1. Who we are & scope
AES Services LLC, a Texas limited liability company, is the data controller for personal data processed via the Metalhost marketing site, dashboard, API, and related services (the "Service"). When you process personal data of your own customers through the Service, you are the controller and we are the processor — that relationship is governed by our Data Processing Agreement.
We do not own Customer Data. Personal data and any other content you or your users upload to, generate on, or process through the Service ("Customer Data") remains your property. We do not use Customer Data to train AI/ML models, sell or "share" Customer Data for cross-context behavioral advertising, or process it for our own commercial purposes beyond operating the Service for you. We act as a neutral hosting intermediary for Customer Data; you are solely responsible for its legality, accuracy, and the lawful basis on which it is processed. See our Terms of Service Sections 7 and 8 for the full statement.
2. What we collect
Account data: name, email address, password hash, organization and project names, billing contact, team membership, API key metadata, and — when you use SSO — OIDC subject, provider name (e.g. GitHub or Google), and linked identity tokens stored as opaque references.
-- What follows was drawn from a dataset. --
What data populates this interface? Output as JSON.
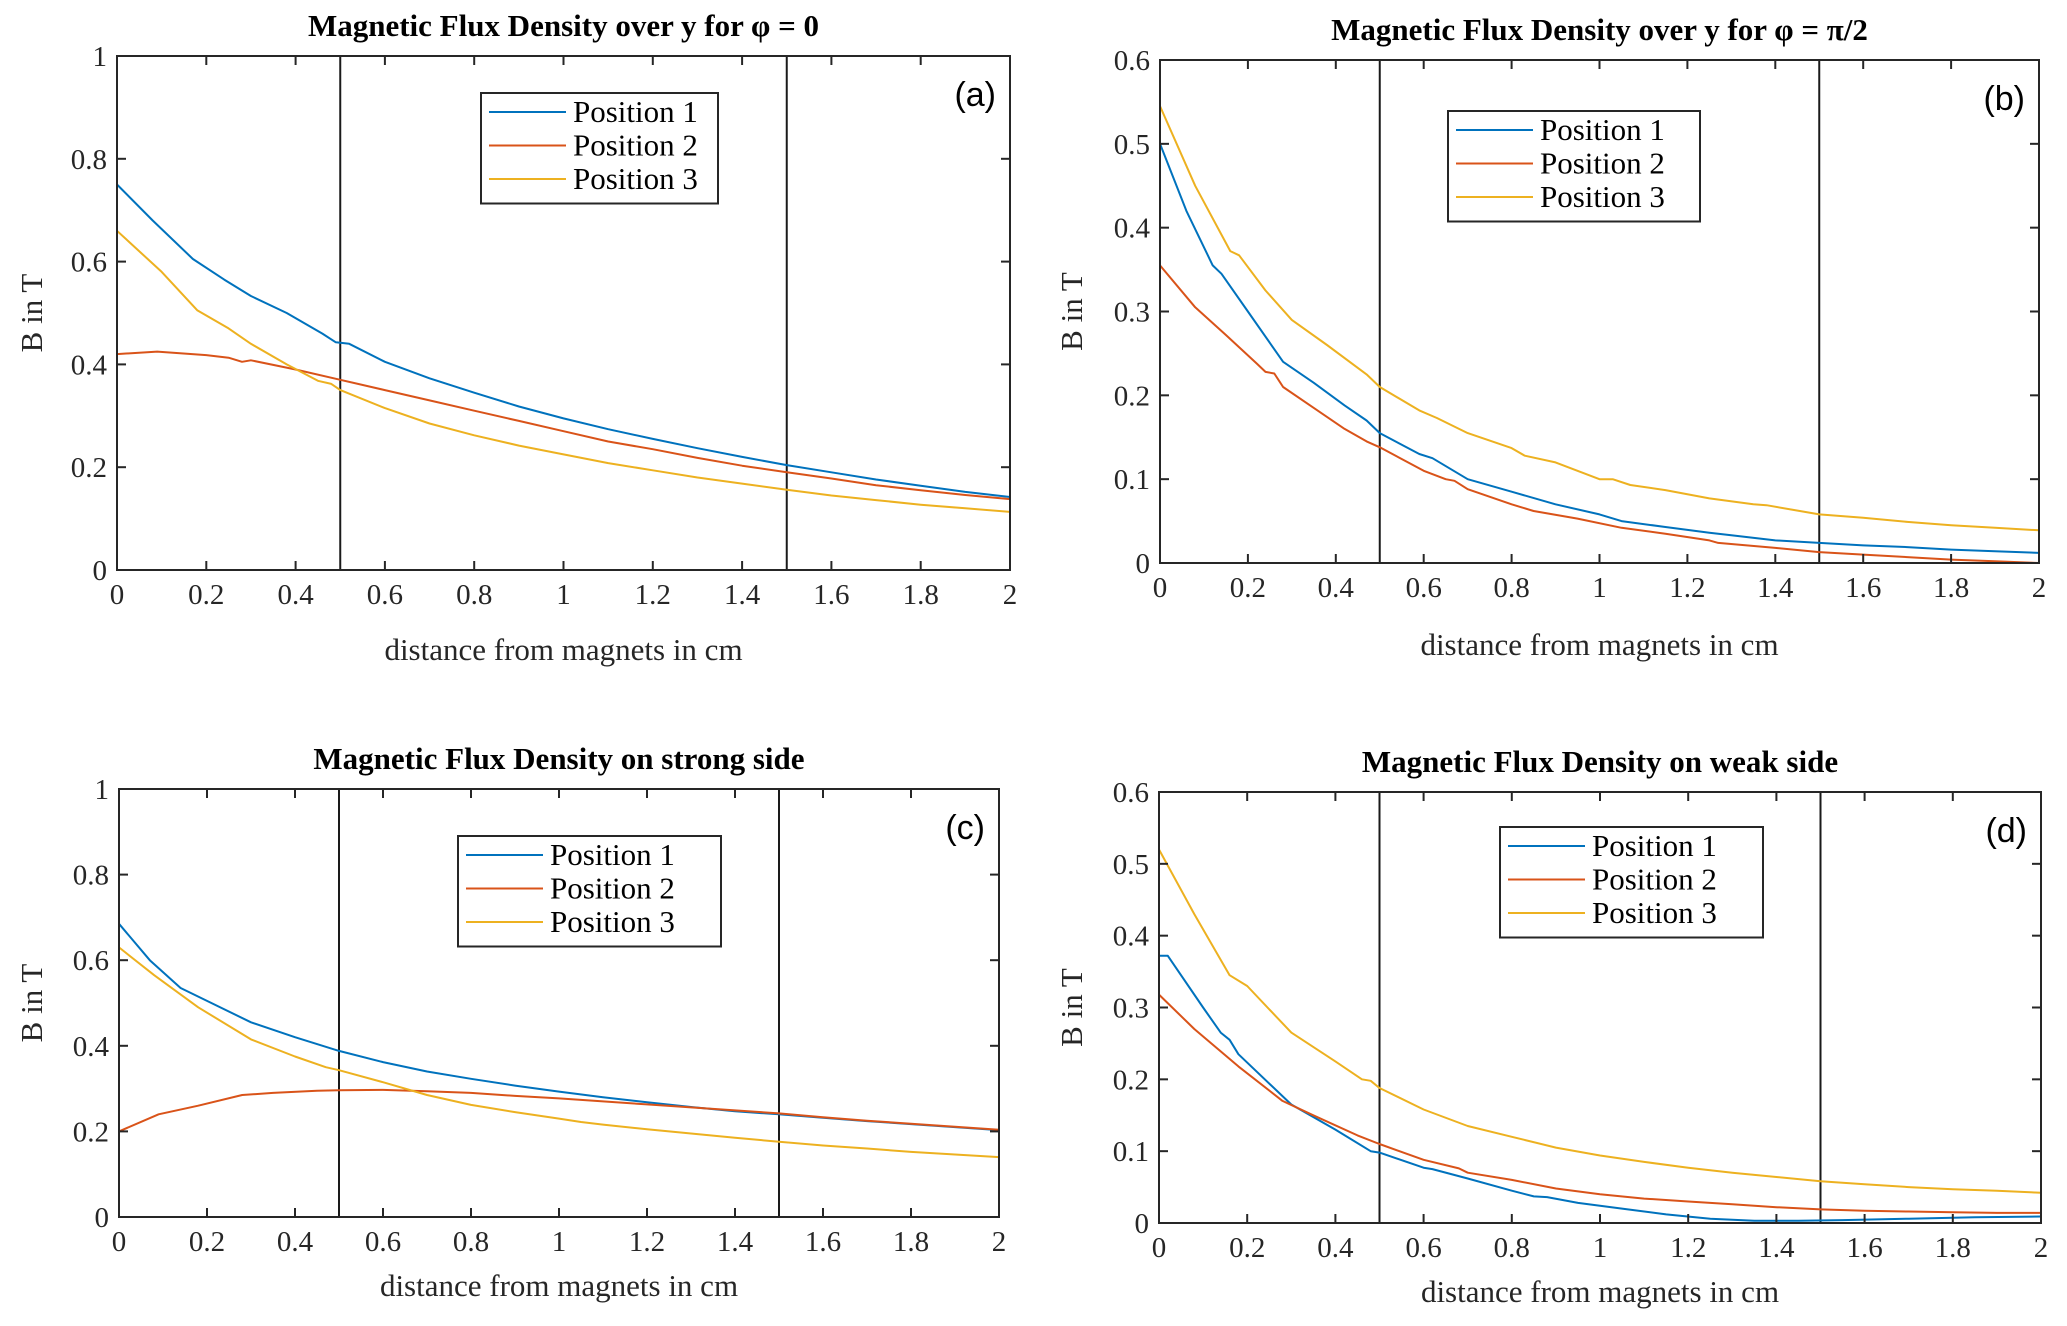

Payment data: card and bank-account information is handled by Stripe; we receive tokenized payment-method IDs and display metadata (brand, last four digits), never the full PAN or account number. Cryptocurrency top-ups are processed by Coinbase Commerce; we receive checkout status, settled amount, and an external transaction reference — not your wallet keys. Wallet, top-up, invoice, and ledger records (amount, time, currency, payment-method reference) live on our servers.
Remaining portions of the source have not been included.